Data Breaches Are the New Enemy
The boss leaned forward, watching the red warning banner flash across his screen. It was a breach. Dammit! On days like today, his assistant would be in his office in less than five seconds. Four, three, two—
“There’s been a breach!” Right on cue, the door swung open and Alex barged in, lanyard swinging, knuckles white from gripping their tablet. The kid had sitcom-level timing. Except today wasn’t funny. Alex’s eyes were calm, but their eyebrows twitched.
The boss nodded. “How many so far?” He stood up and followed Alex down the hall. They both knew where they were going: the special boardroom. The senior leadership was already on their way. It was protocol.
Alex’s eyebrow twitched again. “Two, three hundred thousand?”
The boss stopped and locked eyes with Alex. The fluorescent lights glared down on them, buzzing faintly.
“Alex,” the boss said quietly. “I need real numbers. Senior leadership is going to lead with this. I have to tell them how bad it is.”
Alex’s silver eyes flicked down at the tablet and their hand paled. “Five hundred thousand users. Conservative estimate. Realistically, probably seven-hundred and fifty.”
There were five pregnant seconds of silence. “Any idea where this started?”
“Hunting down all possible leads. We have a cluster of IP addresses in the Philippines, but that could be coming from—”
“Chinese coast guard vessels.” The boss took off his glasses and rubbed his eyes. He’d been waiting for this day for a few years. And it had come.
Alex looked confused. “What would the Chinese coast guard want to do with us?”
The boss squared his shoulders. “Doesn’t matter. What I need you to do is go to your desk, shut down your computer, turn off your phone and tablet, and take out the SIM cards. That means this too,” he said, touching Alex’s tablet. “Then I want you to go to my desk and move all the files just like we talked about.”
Alex looked like they were about to faint.
“Before you to that, though, make sure the team knows to huddle in my office at 8AM tomorrow. Nothing in an email. On paper. Understood?”
Alex nodded, and ran to do as they were told, rubber soles squeaking against the tile floor in understated panic.
Did I just write a bit of military fiction or was that a private-sector scenario? More important question: does it matter? Companies like Equifax and Capital One are not only feeling external pressure from government agencies, but they are hemorrhaging money, credibility, and raising anxiety. It feels discouraging and demoralizing to know that Equifax values my data at a mere $125. It’s time for marketers to not only think about the importance of security, not just personalization and privacy.
“But all my data is in the cloud!” you exclaim. “I regularly change my passwords and I automatically log out after five minutes!”
Perhaps, but clouds are hackable, which is why Amazon and Microsoft are currently dueling for the coveted JEDI contract with the Department of Defense, which will likely be announced later this year. JEDI is a “war cloud” implying that commanders can instantaneously access and share classified information that bypasses traditional servers. The general idea is that information moves from command centers to the battlefield faster, without the stress of worrying about enemy penetration.

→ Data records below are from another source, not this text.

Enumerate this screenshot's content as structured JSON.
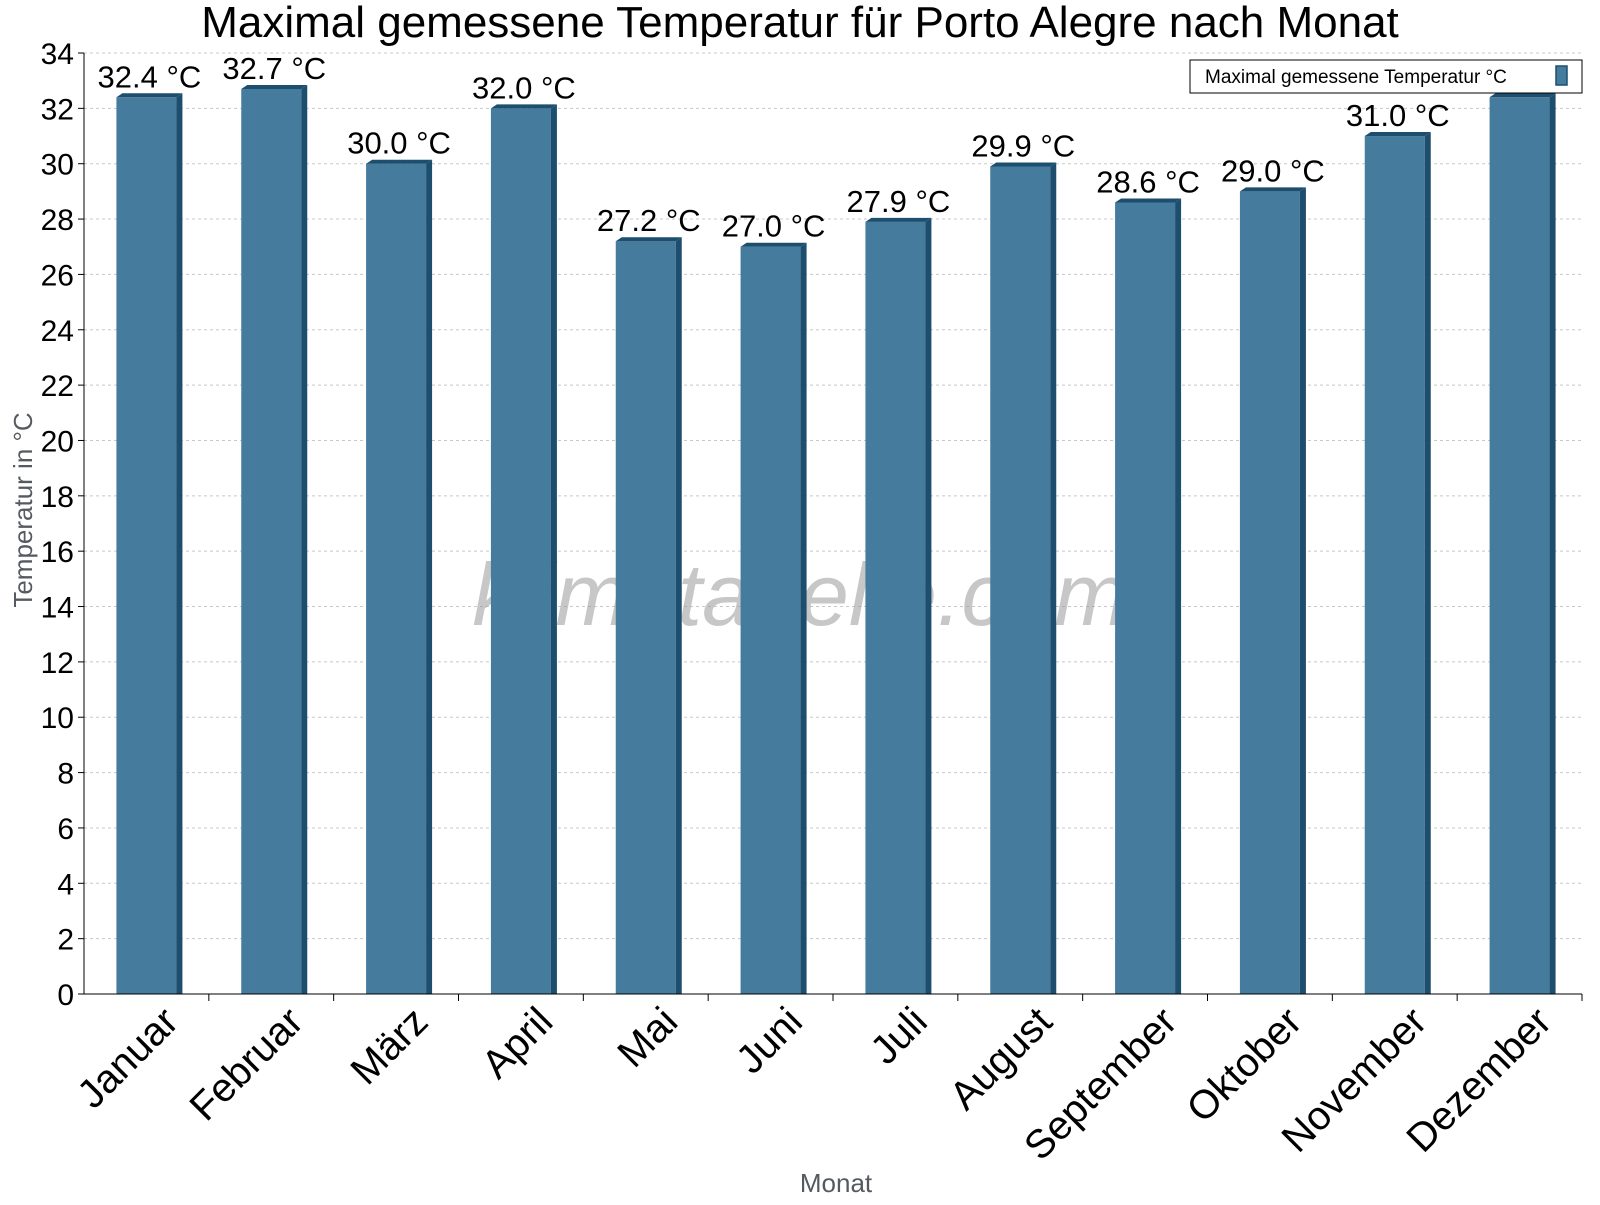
{
  "chart_data": {
    "type": "bar",
    "title": "Maximal gemessene Temperatur für Porto Alegre nach Monat",
    "xlabel": "Monat",
    "ylabel": "Temperatur in °C",
    "categories": [
      "Januar",
      "Februar",
      "März",
      "April",
      "Mai",
      "Juni",
      "Juli",
      "August",
      "September",
      "Oktober",
      "November",
      "Dezember"
    ],
    "series": [
      {
        "name": "Maximal gemessene Temperatur °C",
        "values": [
          32.4,
          32.7,
          30.0,
          32.0,
          27.2,
          27.0,
          27.9,
          29.9,
          28.6,
          29.0,
          31.0,
          32.4
        ],
        "labels": [
          "32.4 °C",
          "32.7 °C",
          "30.0 °C",
          "32.0 °C",
          "27.2 °C",
          "27.0 °C",
          "27.9 °C",
          "29.9 °C",
          "28.6 °C",
          "29.0 °C",
          "31.0 °C",
          ""
        ]
      }
    ],
    "ylim": [
      0,
      34
    ],
    "yticks": [
      "0",
      "2",
      "4",
      "6",
      "8",
      "10",
      "12",
      "14",
      "16",
      "18",
      "20",
      "22",
      "24",
      "26",
      "28",
      "30",
      "32",
      "34"
    ],
    "grid": true,
    "legend_position": "top-right",
    "colors": {
      "bar": "#457b9d",
      "bar_side": "#1d4e6e",
      "grid": "#c8c8c8"
    }
  },
  "watermark": "klimatabelle.com"
}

Amazon certainly isn’t alone in its ability to sell technology solutions to the military, in addition to its commercial business, but the added wrinkle of such a large defense contract could portend changes to the private sector. There’s not reason that a large or even medium size brand that has millions of data points that are segmented and targeted with specific campaigns wouldn’t be attractive to competitors. Or, if no one can break into the cloud and extract data, maybe they can spoil it. Inserting a virus that ruins campaigns could significantly impact anticipated revenue.
All technological advancement carries inherent risk, and senior marketers need to come armed with questions about how to maintain privacy and security in their CDP, DMP, or in instances of CX clouds, like in Oracle or Salesforce.
- Who in your company is responsible for data security?
- Has the company leadership prepared for a data breach or a similar event?
- How would a marketer respond to a data problem?
- What steps can we take today to prevent a data breach?
None of these questions are easy to ask, and may not even have answers. But by pushing past the initial discomfort and imagining a worst-case scenario, marketers can begin to prepare for the oncoming challenges that securing data will likely pose.